大阪で【百年杉】の床材を
たくさんご発注いただいたSさんという方がいます。
Sさんは友人の【百年杉】リフォームを見て
【百年杉】列車に飛び乗ってくださったらしく…
弊社顧客のほとんどが
長期間のHPウォッチを経てのコンタクトなのですが
Sさんは急遽の「飛び乗りご乗車」のような状態なので
わたしには説明責任がございます。
そこでこれを良い機会とすべく
複数回に分けて
「【百年杉】とわたしたちの身体のいとなみ」について
記していきます。
題して「Sさんへのお手紙」。
しかしその前に「杉の恩恵」というくくりで
よく語られている
「杉と睡眠」という話は
この国の未来の国家像のために
どのような位置付けなのかを改めて検証していきたい。
2020年6月18日に
「2050年カーボンニュートラルに伴うグリーン成長戦略」が
策定されて閣議決定されました(菅総理の時)。
それに関する、経済産業省のHPはこちら
その「2050年カーボンニュートラルに伴うグリーン成長戦略」
全文のPDFはこちら
そしてその中の「農林水産業」分野の実行計画として
表紙を含むトータルページ96P
最下段印刷表記93ページ下段に
「木材利用については、炭素貯蔵や CO2排出削減のみならず、心身への好影響71等といった木材利用の効果のエビデンスの検証・発信や、「木育」等の普及活動、設計・建築事業者や企業(施主) とのネットワーク化等を通じて、ESG 投資にもつながる消費者等の理解の醸成を図りつつ、建築 物の木造化や暮らしの木質化を図るとともに、高層建築物等の木造化に資する木質建築部材の開 発・工法の標準化等を進める。
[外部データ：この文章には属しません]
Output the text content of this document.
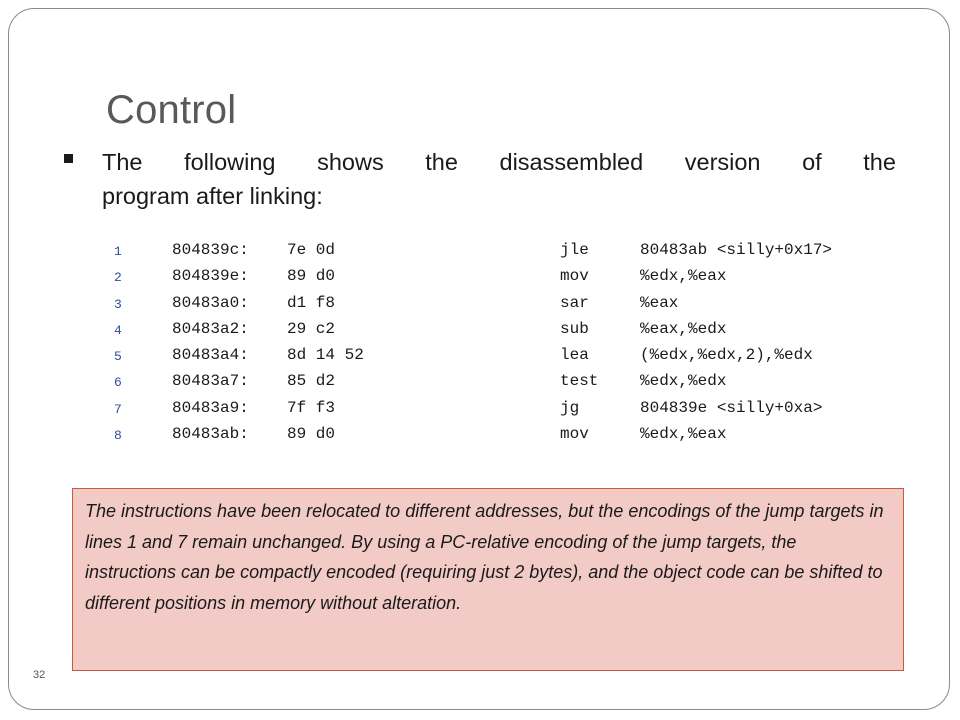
Control
The following shows the disassembled version of the
program after linking:
1	804839c: 7e 0d	jle	80483ab <silly+0x17>
2	804839e: 89 d0	mov	%edx,%eax
3	80483a0: d1 f8	sar	%eax
4	80483a2: 29 c2	sub	%eax,%edx
5	80483a4: 8d 14 52	lea	(%edx,%edx,2),%edx
6	80483a7: 85 d2	test	%edx,%edx
7	80483a9: 7f f3	jg	804839e <silly+0xa>
8	80483ab: 89 d0	mov	%edx,%eax
The instructions have been relocated to different addresses, but the encodings of the jump targets in lines 1 and 7 remain unchanged. By using a PC-relative encoding of the jump targets, the instructions can be compactly encoded (requiring just 2 bytes), and the object code can be shifted to different positions in memory without alteration.
32
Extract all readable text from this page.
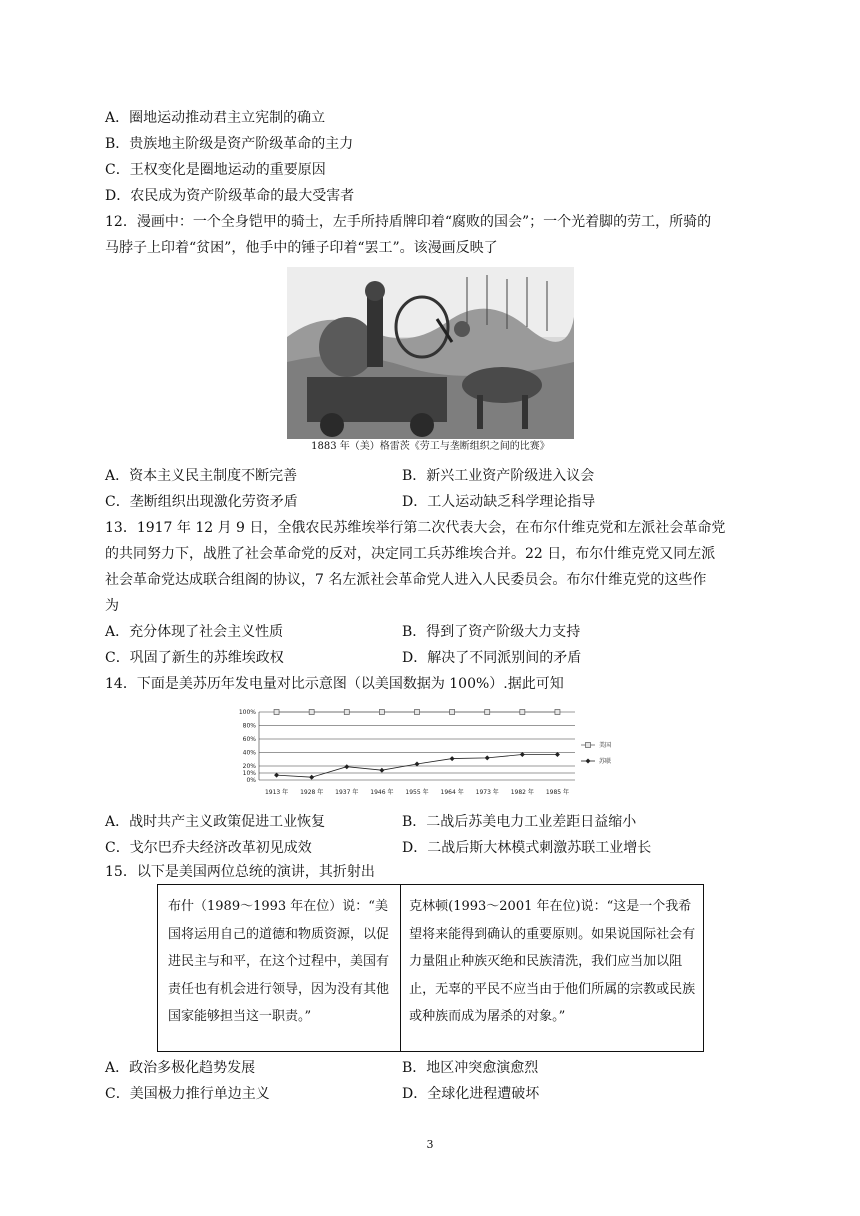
A．圈地运动推动君主立宪制的确立
B．贵族地主阶级是资产阶级革命的主力
C．王权变化是圈地运动的重要原因
D．农民成为资产阶级革命的最大受害者
12．漫画中：一个全身铠甲的骑士，左手所持盾牌印着“腐败的国会”；一个光着脚的劳工，所骑的
马脖子上印着“贫困”，他手中的锤子印着“罢工”。该漫画反映了
1883 年（美）格雷茨《劳工与垄断组织之间的比赛》
A．资本主义民主制度不断完善	B．新兴工业资产阶级进入议会
C．垄断组织出现激化劳资矛盾	D．工人运动缺乏科学理论指导
13．1917 年 12 月 9 日，全俄农民苏维埃举行第二次代表大会，在布尔什维克党和左派社会革命党
的共同努力下，战胜了社会革命党的反对，决定同工兵苏维埃合并。22 日，布尔什维克党又同左派
社会革命党达成联合组阁的协议，7 名左派社会革命党人进入人民委员会。布尔什维克党的这些作
为
A．充分体现了社会主义性质	B．得到了资产阶级大力支持
C．巩固了新生的苏维埃政权	D．解决了不同派别间的矛盾
14．下面是美苏历年发电量对比示意图（以美国数据为 100%）.据此可知
0%
10%
20%
40%
60%
80%
100%
1913 年 1928 年 1937 年 1946 年 1955 年 1964 年 1973 年 1982 年 1985 年
美国
苏联
A．战时共产主义政策促进工业恢复	B．二战后苏美电力工业差距日益缩小
C．戈尔巴乔夫经济改革初见成效	D．二战后斯大林模式刺激苏联工业增长
15．以下是美国两位总统的演讲，其折射出
布什（1989～1993 年在位）说：“美国将运用自己的道德和物质资源，以促进民主与和平，在这个过程中，美国有责任也有机会进行领导，因为没有其他国家能够担当这一职责。”
克林顿(1993～2001 年在位)说：“这是一个我希望将来能得到确认的重要原则。如果说国际社会有力量阻止种族灭绝和民族清洗，我们应当加以阻止，无辜的平民不应当由于他们所属的宗教或民族或种族而成为屠杀的对象。”
A．政治多极化趋势发展	B．地区冲突愈演愈烈
C．美国极力推行单边主义	D．全球化进程遭破坏
3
」
という記述がありまして
この※71の備考欄には…
「71 例えば、居住空間の内装木質化率の向上は、睡眠効率を高めるといった研究結果もある。 (参考)(独)日本学術振興会・科学研究費助成事業「住環境が脳・循環器・呼吸器・運動器に及ぼす影響実 測と疾病・介護予防便益評価」2017-2021 年度」
という記述があります。
そしてこの
「住環境が脳・循環器・呼吸器・運動器に及ぼす影響実 測と疾病・介護予防便益評価」の
日本学術振興会の「KAKEN」の資料がこちら
になります。
ここまでを全てをざっとお読みになればおわかりでしょうが
逆に言えば全部読まなきゃ理解できないのですが。
いや、どいつもこいつもちゃんと読んでないから
なかなか理解は進んでいかないのですが(悲)
ようは2050年達成の「グリーン成長戦略」の農林水産分野で
何が言いたいのかと解説しますと…
「5年間で2億円以上かけて研究してきて
杉で睡眠効果が得られるような研究結果はもう出てるんだから
林材業界のみならず建築業界や施主(企業)がネットワークを組んで
エンドユーザーさまに木(杉)が欲しくなるような理解の熟成を図りなさい!」
ということを閣議決定したということなのです。
ですから
「木(杉)による睡眠を含む心身の好影響」というのは
わたしのような「杉バカ男」の妄想なのではなく
もはや「明らかになった科学的な事実」に等しいのである。
もひとつ言うなら…
「杉でぐっすり眠って元気バリバリな日本人」というのは
国家が達成を目指している未来像という具体策なのです。
誰もちゃんと調べんから知らないけど…
以前、書籍も出版されている設計士の友人から
「建築はやる(探求すべき)こと多いから、“木”となると10%程度。
“杉”となると1%にもならない。
しかし、君はその杉が100%~1000%なんだからね。
だからリスペクトしているよ。」
と言われたことがあります。
「木(杉)に関しては
わたしの90~99%減の情熱や知見~経験しか有さない方々には
到達できないお話」を以降していこうと思います。
たいていの生き物は自分で自分の住み家をつくります。
ですから、建築とは人間社会にのみ存在する
縦割りビジネスのひとつであって
生き物の普遍性からは少し離れたところにある学問です。
わたしが探求しているのは
「ホモサピエンスという生き物の幸せの達成のための
生涯を通した人間と植物の素敵な関係性」なのです。
だから90~99%減の方々とは大きく違う
それでは最初に大きな総論として
「なぜ?杉で眠れるの?」のわたしなりの答えを記しましょう。
「ホモサピエンスという生き物が
そういうプログラミングを有する生き物だから」
という感じでわたしはとらえています。